La consultation philosophique, qu'est-ce que c'est ?
La consultation est un dialogue entre le philosophe et le sujet. Le sujet présente une question initiale soumise à l’examen conjoint du philosophe qui questionne et du sujet qui répond. La question initiale du sujet peut être formulée pendant le dialogue suite à la description d’une situation problématique. Le sujet ne pose qu’une seule question, la question initiale, les autres questions étant posées par le philosophe. Le philosophe peut prendre en note quelques concepts importants pour les garder en mémoire, tout en restant disponible à ce qui se passe dans le moment. L’exercice peut durer quinze minutes ou une heure, ou se faire en plusieurs étapes. Elle peut comporter une dizaine de blocs, un bloc étant fait d’une question du philosophe et d’une réponse du sujet, ou plusieurs pages, tout dépend du temps accordé à l’exercice.
Principes
S’initier au dialogue avec soi-même
Platon propose que penser est “le dialogue intérieur et silencieux de l’âme avec elle-même”. Pas simplement une conversation où l’on aurait une tendance à se complaire dans la narration de préoccupations, de mythes personnels et la recherche de réconfort. On met en œuvre des facultés cognitives telles que l’argumentation, la conceptualisation, la problématisation, le questionnement, l’exemplification, permettant d’analyser avec clarté une problématique ou un paradigme. La logique et le sens commun sont aussi très utiles pour articuler les idées.
Donner forme à la pensée
La consultation est l’exercice représentatif de la pensée, ce qui se fait habituellement intérieurement est mis au jour et peut devenir lui-même objet de pensée. Nous prenons mieux conscience de notre vision des choses, nous clarifions certains mécanismes.
Poser la pensée
Une structure de réflexion claire tranquillise la pensée car elle montre un chemin à suivre, une logique, elle permet de distinguer les idées, elle facilite le processus de décision. La clarté et la facilité ralentissent le rythme de la pensée, réduisent la nervosité, permettent de prendre de la distance par rapport aux idées examinées et diminuent le parasitage du “ressenti”. C’est un cercle vertueux.
Confusion
L’exercice de la consultation philosophique diminue ou élimine la confusion. La confusion a deux formes : cognitive et psychologique.
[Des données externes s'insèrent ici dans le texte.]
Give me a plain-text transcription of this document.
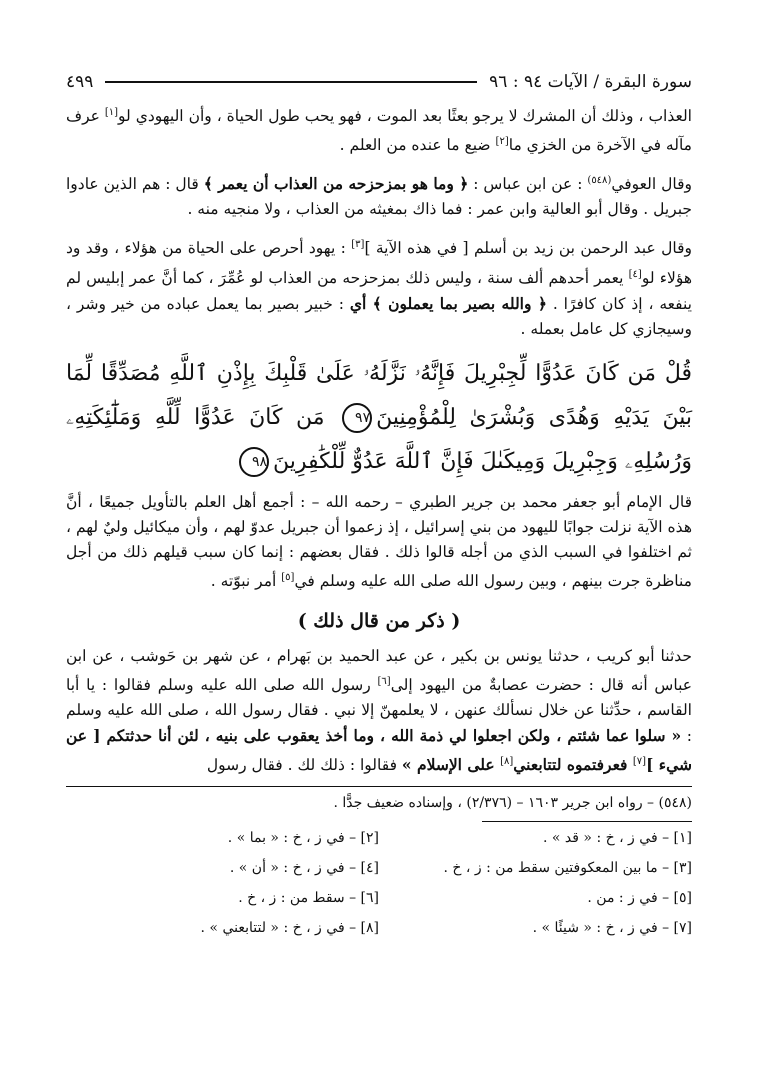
سورة البقرة / الآيات ٩٤ : ٩٦
٤٩٩

العذاب ، وذلك أن المشرك لا يرجو بعثًا بعد الموت ، فهو يحب طول الحياة ، وأن اليهودي لو[١] عرف مآله في الآخرة من الخزي ما[٢] ضيع ما عنده من العلم .

وقال العوفي$^{(٥٤٨)}$ : عن ابن عباس : ﴿ وما هو بمزحزحه من العذاب أن يعمر ﴾ قال : هم الذين عادوا جبريل . وقال أبو العالية وابن عمر : فما ذاك بمغيثه من العذاب ، ولا منجيه منه .

وقال عبد الرحمن بن زيد بن أسلم [ في هذه الآية ][٣] : يهود أحرص على الحياة من هؤلاء ، وقد ود هؤلاء لو[٤] يعمر أحدهم ألف سنة ، وليس ذلك بمزحزحه من العذاب لو عُمِّرَ ، كما أنَّ عمر إبليس لم ينفعه ، إذ كان كافرًا . ﴿ والله بصير بما يعملون ﴾ أي : خبير بصير بما يعمل عباده من خير وشر ، وسيجازي كل عامل بعمله .

قُلْ مَن كَانَ عَدُوًّا لِّجِبْرِيلَ فَإِنَّهُۥ نَزَّلَهُۥ عَلَىٰ قَلْبِكَ بِإِذْنِ ٱللَّهِ مُصَدِّقًا لِّمَا بَيْنَ يَدَيْهِ وَهُدًى وَبُشْرَىٰ لِلْمُؤْمِنِينَ٩٧ مَن كَانَ عَدُوًّا لِّلَّهِ وَمَلَٰٓئِكَتِهِۦ وَرُسُلِهِۦ وَجِبْرِيلَ وَمِيكَىٰلَ فَإِنَّ ٱللَّهَ عَدُوٌّ لِّلْكَٰفِرِينَ٩٨

قال الإمام أبو جعفر محمد بن جرير الطبري – رحمه الله – : أجمع أهل العلم بالتأويل جميعًا ، أنَّ هذه الآية نزلت جوابًا لليهود من بني إسرائيل ، إذ زعموا أن جبريل عدوّ لهم ، وأن ميكائيل وليٌ لهم ، ثم اختلفوا في السبب الذي من أجله قالوا ذلك . فقال بعضهم : إنما كان سبب قيلهم ذلك من أجل مناظرة جرت بينهم ، وبين رسول الله صلى الله عليه وسلم في[٥] أمر نبوّته .

( ذكر من قال ذلك )

حدثنا أبو كريب ، حدثنا يونس بن بكير ، عن عبد الحميد بن بَهرام ، عن شهر بن حَوشب ، عن ابن عباس أنه قال : حضرت عصابةٌ من اليهود إلى[٦] رسول الله صلى الله عليه وسلم فقالوا : يا أبا القاسم ، حدِّثنا عن خلال نسألك عنهن ، لا يعلمهنّ إلا نبي . فقال رسول الله ، صلى الله عليه وسلم : « سلوا عما شئتم ، ولكن اجعلوا لي ذمة الله ، وما أخذ يعقوب على بنيه ، لئن أنا حدثتكم [ عن شيء ][٧] فعرفتموه لتتابعني[٨] على الإسلام » فقالوا : ذلك لك . فقال رسول

(٥٤٨) – رواه ابن جرير ١٦٠٣ – (٢/٣٧٦) ، وإسناده ضعيف جدًّا .
[١] – في ز ، خ : « قد » .
[٢] – في ز ، خ : « بما » .
[٣] – ما بين المعكوفتين سقط من : ز ، خ .
[٤] – في ز ، خ : « أن » .
[٥] – في ز : من .
[٦] – سقط من : ز ، خ .
[٧] – في ز ، خ : « شيئًا » .
[٨] – في ز ، خ : « لتتابعني » .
La confusion cognitive est la difficulté à comprendre de quoi on parle, à identifier une idée et à l’articuler. Elle relève de l’impatience de la pensée, se contente d’opinions communes. On n’approfondit pas l’enjeu d’une idée, on ne compare pas, on ne teste pas l’argumentation, on ne cherche pas d’exemple qui vérifierait sa véracité. On suit plutôt une association d’idées, qui ne sont pas substantiellement connectées.
La confusion psychologique est liée aux sentiments, c’est le désir de tout vouloir prendre en compte, qui empêche de faire des choix, tout semble avoir une valeur qu’on perdrait si on abandonnait une option. Ou elle est provoquée par la crainte de faire face à certaines pensées. On s’entoure donc d’un certain brouillard.
Décentrement/recentrement
On apprend ainsi à se décentrer, à ouvrir son esprit au monde et à le soustraire, du moins momentanément, à l’emprise des sentiments et émotions, pour le rendre plus analytique. Par voie de conséquence, c’est une façon de se recentrer, de concentrer l’esprit sur l’essentiel.
Détachement
On se détache donc du familier, du confortable, du rassurant pour explorer l’inconnu, l’impensé, l’altérité.
Travail des émotions
Le travail de la consultation n’implique pas de faire disparaître les émotions. Mais il entraîne spécifiquement les compétences de la pensée, d’une façon autonome et analytique. Il permet d’exercer sa pensée indépendamment des sentiments, émotions, désirs, projections ou craintes dans sa compréhension de la réalité.
Résumé des principes :
La consultation exige un minimum de rigueur, clarté, logique, ce qu’on peut résumer par l’esprit critique. Elle permet d’observer ses pensées comme des phénomènes et d’identifier des attitudes typiques visibles dans certains mots ou façons de répondre.
Il y a cependant des obstacles :
La complaisance
C’est la disposition de s’adapter aux goûts et aux sentiments d’une personne. Elle est tournée soit vers autrui, soit vers soi-même. Dans notre cas de figure, il s’agit de soi-même. On est compréhensif, on est d’accord et on tient certaines opinions pour acquises ou évidentes.
La complicité
De ce fait, on entretient une recherche de confort, on y participe, on tend à rassurer et renforcer des certitudes, même si c’est souvent malgré nous.
L’aveuglement
Le sens critique est réduit ou annihilé par la crainte de la douleur, de la peine et des aspects négatifs du fonctionnement personnel.
L’évitement d’un problème
Un problème est une idée qui surprend, par absence de lien logique, par sa soudaineté, par sa confusion. Il implique des difficultés de résolution et dérange, génère un inconfort, une peur, un dégoût, en fonction de la tendance de la personne.
En bref, la consultation permet à la pensée de prendre le temps d’examiner des idées et de les approfondir. Cet exercice nécessite de se poser et de penser rationnellement. C’est un moment privilégié où il est possible de développer sa compréhension de certains phénomènes mentaux, psychologiques ou existentiels, leurs implications et éventuellement de trouver des solutions, de faire des choix. La consultation met entre parenthèses le quotidien pour favoriser la concentration sur l’objet à examiner. Globalement, elle permet de mieux se connaître.